A company’s safety culture can be described as the shared safety values and standards within a company [40]. Research shows that improving the safety culture often results in safer driving behaviour of the company’s drivers.
Schein [41] concludes that a safety culture is expressed in (formalised) instructions, procedures and measures and in everyday habits, conduct and external company features (and company materials), see Figure 7.
Figure 7. A company’s safety culture has three layers [41]

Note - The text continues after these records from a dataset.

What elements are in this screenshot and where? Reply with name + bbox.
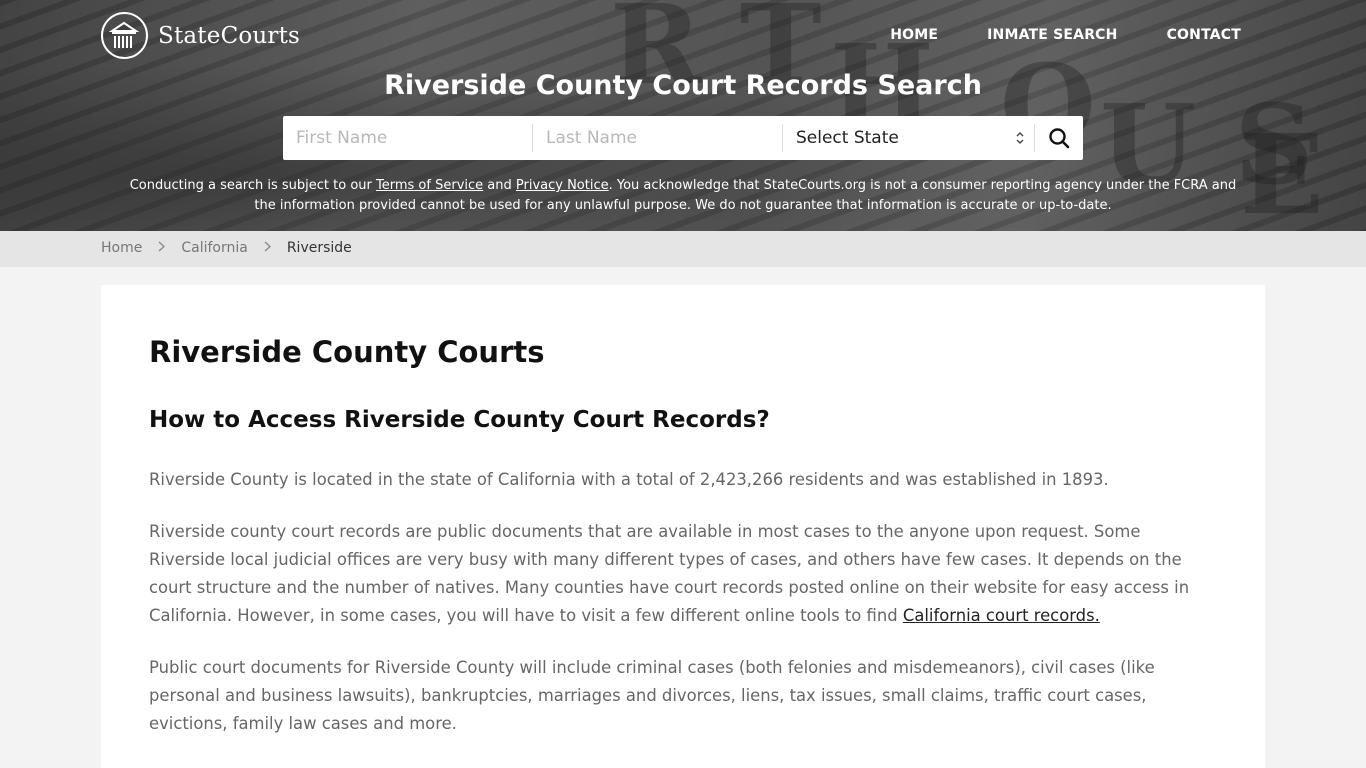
brand-name: StateCourts <box>158 22 301 49</box>
disclaimer-text: Conducting a search is subject to our <box>129 178 377 193</box>
main-nav: HOME INMATE SEARCH CONTACT <box>841 27 1241 43</box>
search-form: Select State <box>283 116 1083 160</box>
section-heading: How to Access Riverside County Court Rec… <box>149 407 770 433</box>
state-select-value: Select State <box>796 128 899 148</box>
privacy-notice-link[interactable]: Privacy Notice <box>516 178 609 193</box>
last-name-input[interactable] <box>546 128 782 148</box>
courthouse-columns-icon <box>101 12 148 59</box>
paragraph-county-info: Riverside County is located in the state… <box>149 470 1109 489</box>
page-title: Riverside County Courts <box>149 335 545 369</box>
disclaimer-text: and <box>483 178 516 193</box>
first-name-input[interactable] <box>296 128 532 148</box>
terms-of-service-link[interactable]: Terms of Service <box>376 178 483 193</box>
nav-inmate-search[interactable]: INMATE SEARCH <box>987 27 1117 43</box>
california-court-records-link[interactable]: California court records. <box>903 606 1100 625</box>
breadcrumb: Home California Riverside <box>101 240 352 256</box>
paragraph-document-types: Public court documents for Riverside Cou… <box>149 658 1155 733</box>
hero-title: Riverside County Court Records Search <box>384 70 982 101</box>
site-logo[interactable]: StateCourts <box>101 12 300 59</box>
select-updown-chevron-icon <box>1016 131 1024 145</box>
magnifier-icon <box>1049 128 1070 149</box>
breadcrumb-bar: Home California Riverside <box>0 231 1366 267</box>
breadcrumb-home[interactable]: Home <box>101 240 142 256</box>
breadcrumb-california[interactable]: California <box>181 240 247 256</box>
last-name-field-wrapper <box>533 116 782 160</box>
breadcrumb-current: Riverside <box>286 240 352 256</box>
search-button[interactable] <box>1035 116 1083 160</box>
chevron-right-icon <box>158 241 166 256</box>
background-letter-decoration: E <box>1240 110 1324 231</box>
content-card: Riverside County Courts How to Access Ri… <box>101 285 1265 768</box>
chevron-right-icon <box>264 241 271 256</box>
search-disclaimer: Conducting a search is subject to our Te… <box>120 176 1246 216</box>
first-name-field-wrapper <box>283 116 532 160</box>
nav-home[interactable]: HOME <box>890 27 938 43</box>
state-select[interactable]: Select State <box>783 116 1034 160</box>
nav-contact[interactable]: CONTACT <box>1167 27 1241 43</box>
paragraph-records-access: Riverside county court records are publi… <box>149 518 1217 630</box>
hero-banner: R T H O U S E StateCourts HOME INMATE SE… <box>0 0 1366 231</box>
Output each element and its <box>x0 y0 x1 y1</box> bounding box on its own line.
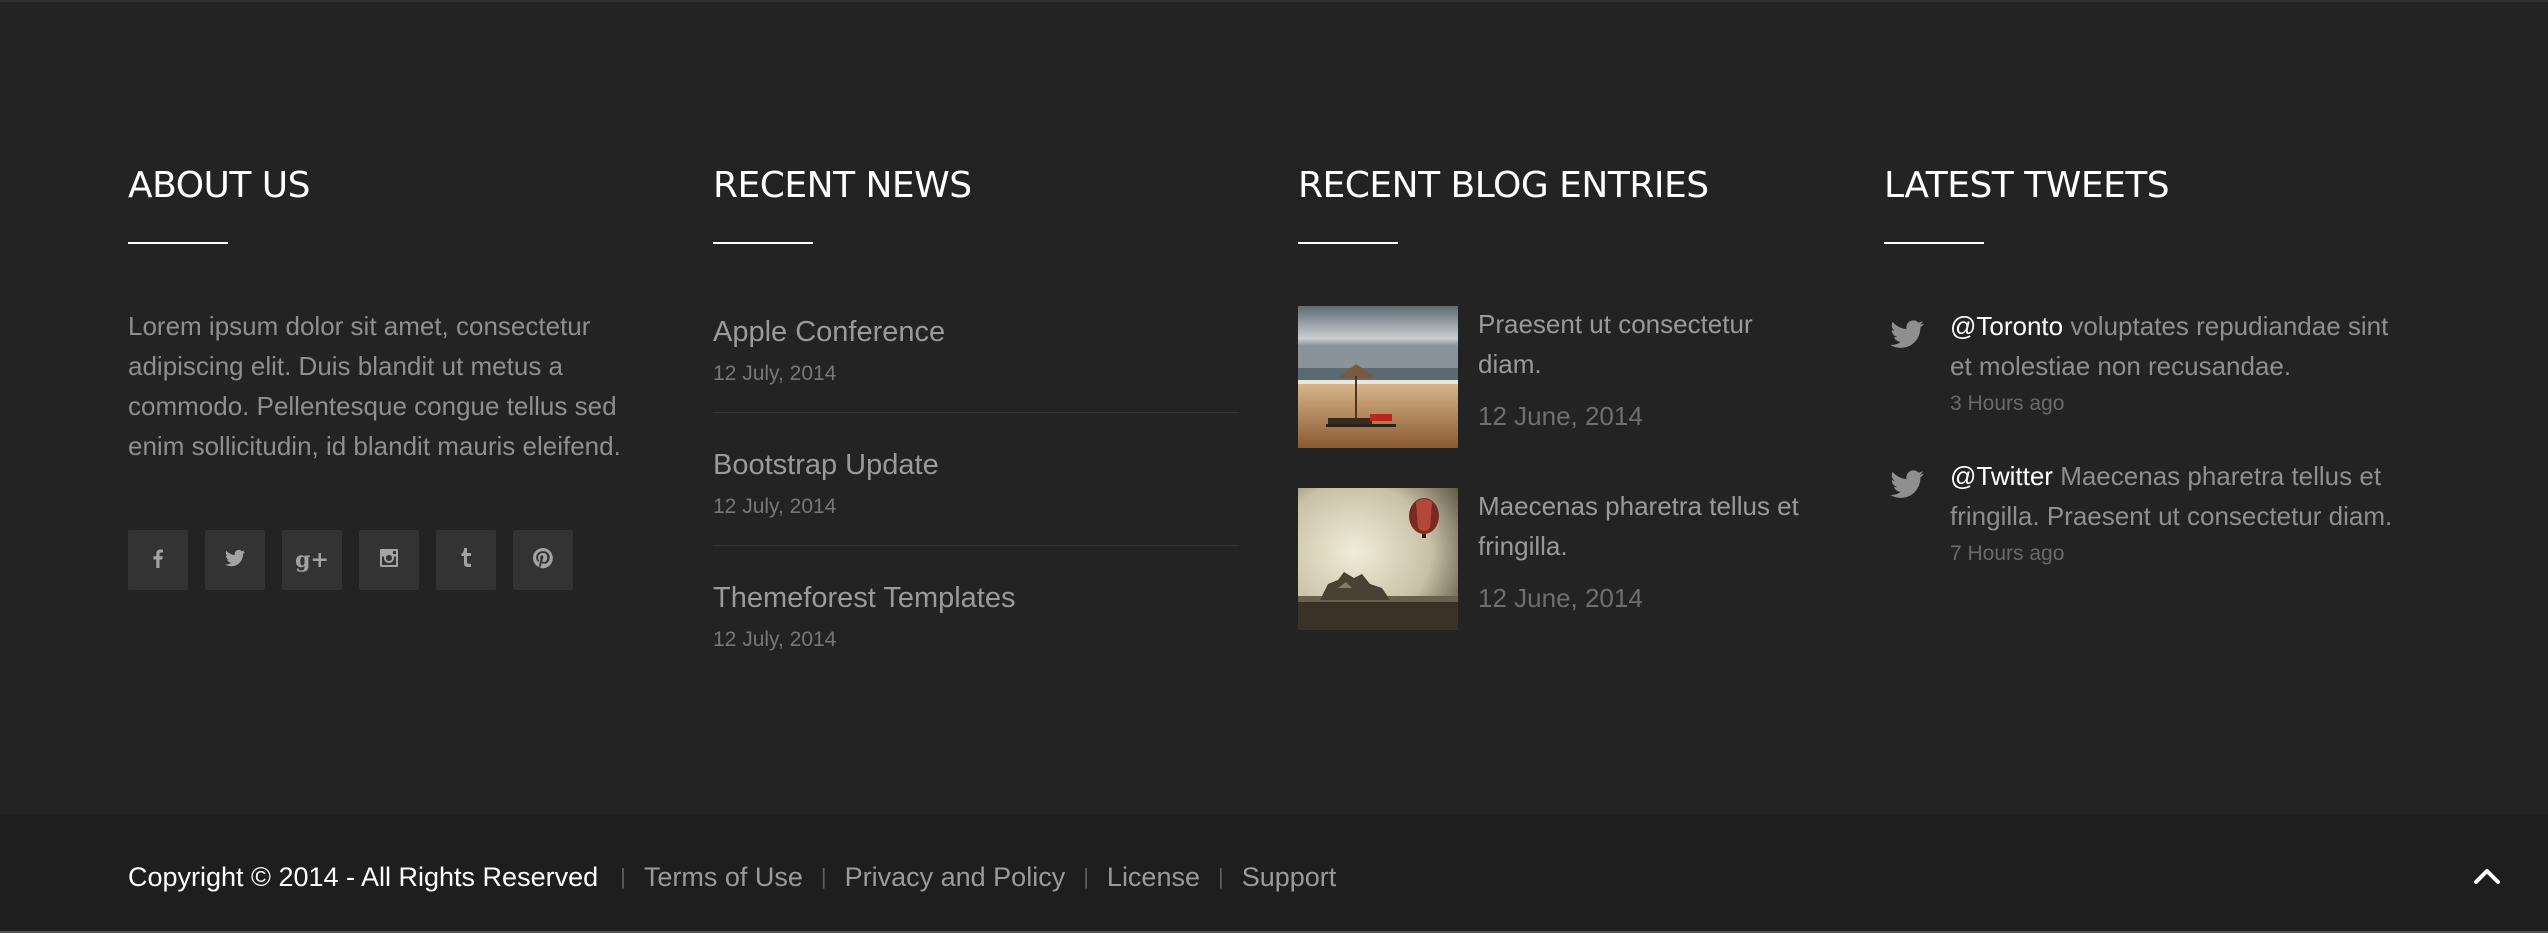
tweet-item: @Twitter Maecenas pharetra tellus et fri… <box>1884 456 2404 568</box>
facebook-button[interactable] <box>128 530 188 590</box>
tweet-handle[interactable]: @Toronto <box>1950 311 2063 341</box>
tweet-body: @Twitter Maecenas pharetra tellus et fri… <box>1950 456 2404 568</box>
footer-bottom-row: Copyright © 2014 - All Rights Reserved |… <box>128 857 1336 897</box>
tweet-time: 3 Hours ago <box>1950 392 2065 415</box>
social-links: g+ <box>128 530 648 590</box>
blog-list: Praesent ut consectetur diam. 12 June, 2… <box>1298 306 1818 630</box>
separator: | <box>1218 864 1224 889</box>
footer-bottom-bar: Copyright © 2014 - All Rights Reserved |… <box>0 815 2548 933</box>
tweet-item: @Toronto voluptates repudiandae sint et … <box>1884 306 2404 418</box>
blog-title: RECENT BLOG ENTRIES <box>1298 165 1709 206</box>
tweets-column: LATEST TWEETS @Toronto voluptates repudi… <box>1884 160 2404 606</box>
license-link[interactable]: License <box>1107 857 1200 897</box>
blog-item-date: 12 June, 2014 <box>1478 401 1643 431</box>
pinterest-icon <box>531 546 555 575</box>
beach-umbrella-photo[interactable] <box>1298 306 1458 448</box>
tweet-time: 7 Hours ago <box>1950 542 2065 565</box>
tweet-handle[interactable]: @Twitter <box>1950 461 2053 491</box>
copyright-text: Copyright © 2014 - All Rights Reserved <box>128 862 599 892</box>
twitter-bird-icon <box>1884 464 1930 504</box>
news-item-title[interactable]: Themeforest Templates <box>713 580 1239 616</box>
title-underline <box>1884 242 1984 244</box>
separator: | <box>620 864 626 889</box>
news-item-title[interactable]: Apple Conference <box>713 314 1239 350</box>
privacy-policy-link[interactable]: Privacy and Policy <box>845 857 1066 897</box>
news-item-date: 12 July, 2014 <box>713 362 837 385</box>
news-item: Apple Conference 12 July, 2014 <box>713 302 1239 413</box>
blog-item-body: Maecenas pharetra tellus et fringilla. 1… <box>1478 488 1818 630</box>
instagram-button[interactable] <box>359 530 419 590</box>
hot-air-balloon-photo[interactable] <box>1298 488 1458 630</box>
terms-of-use-link[interactable]: Terms of Use <box>644 857 803 897</box>
title-underline <box>713 242 813 244</box>
support-link[interactable]: Support <box>1242 857 1337 897</box>
pinterest-button[interactable] <box>513 530 573 590</box>
tweets-title: LATEST TWEETS <box>1884 165 2170 206</box>
news-title: RECENT NEWS <box>713 165 972 206</box>
blog-item: Maecenas pharetra tellus et fringilla. 1… <box>1298 488 1818 630</box>
title-underline <box>1298 242 1398 244</box>
chevron-up-icon <box>2473 866 2501 891</box>
about-column: ABOUT US Lorem ipsum dolor sit amet, con… <box>128 160 648 590</box>
about-text: Lorem ipsum dolor sit amet, consectetur … <box>128 311 621 461</box>
news-list: Apple Conference 12 July, 2014 Bootstrap… <box>713 302 1239 678</box>
twitter-icon <box>223 546 247 575</box>
news-item-title[interactable]: Bootstrap Update <box>713 447 1239 483</box>
news-item: Bootstrap Update 12 July, 2014 <box>713 413 1239 546</box>
facebook-icon <box>146 546 170 575</box>
twitter-button[interactable] <box>205 530 265 590</box>
blog-item-body: Praesent ut consectetur diam. 12 June, 2… <box>1478 306 1818 448</box>
separator: | <box>1083 864 1089 889</box>
news-item-date: 12 July, 2014 <box>713 628 837 651</box>
news-column: RECENT NEWS Apple Conference 12 July, 20… <box>713 160 1239 678</box>
blog-item-title[interactable]: Praesent ut consectetur diam. <box>1478 304 1818 384</box>
tweet-body: @Toronto voluptates repudiandae sint et … <box>1950 306 2404 418</box>
footer-widgets: ABOUT US Lorem ipsum dolor sit amet, con… <box>0 0 2548 815</box>
news-item-date: 12 July, 2014 <box>713 495 837 518</box>
title-underline <box>128 242 228 244</box>
google-plus-button[interactable]: g+ <box>282 530 342 590</box>
instagram-icon <box>377 546 401 575</box>
separator: | <box>820 864 827 889</box>
about-title: ABOUT US <box>128 165 311 206</box>
google-plus-icon: g+ <box>295 547 329 573</box>
news-item: Themeforest Templates 12 July, 2014 <box>713 546 1239 678</box>
twitter-bird-icon <box>1884 314 1930 354</box>
tweet-list: @Toronto voluptates repudiandae sint et … <box>1884 306 2404 568</box>
blog-item-date: 12 June, 2014 <box>1478 583 1643 613</box>
back-to-top-button[interactable] <box>2466 860 2508 896</box>
tumblr-button[interactable] <box>436 530 496 590</box>
blog-item: Praesent ut consectetur diam. 12 June, 2… <box>1298 306 1818 448</box>
tumblr-icon <box>454 546 478 575</box>
blog-column: RECENT BLOG ENTRIES Praesent ut consecte… <box>1298 160 1818 670</box>
blog-item-title[interactable]: Maecenas pharetra tellus et fringilla. <box>1478 486 1818 566</box>
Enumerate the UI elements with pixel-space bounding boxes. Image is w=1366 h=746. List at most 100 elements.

Companies may be characterised by five different kinds of safety culture [42]. Companies with a ‘pathological’ or ‘reactive’ safety culture hardly attach any importance to safety, or no importance at all. Legal requirements are only met when the probability of detection is deemed to be high, or safety measures are not taken until an accident has occurred. Companies with a ‘calculating’, ‘proactive’, or ‘progressive’ safety culture increasingly attach importance to safety. These companies often have damage prevention programmes including measures to prevent costs of damage to vehicles. Cost reductions, the company image and customer requirements may encourage a company to take a preventive approach.
Most studies show that drivers drive more safely if their employers have improved their safety cultures [40]. There are indications that group discussions about safety, training of high-level skills (risk and hazard perception, risk adjustment) and rewarding safe driving behaviour contribute to crash reduction. For transport companies, damage prevention plans result in a reduction of claims [43]. In practice, however, not all companies have a safety culture. For small companies in particular, investments in training (young) drivers are meagre [33].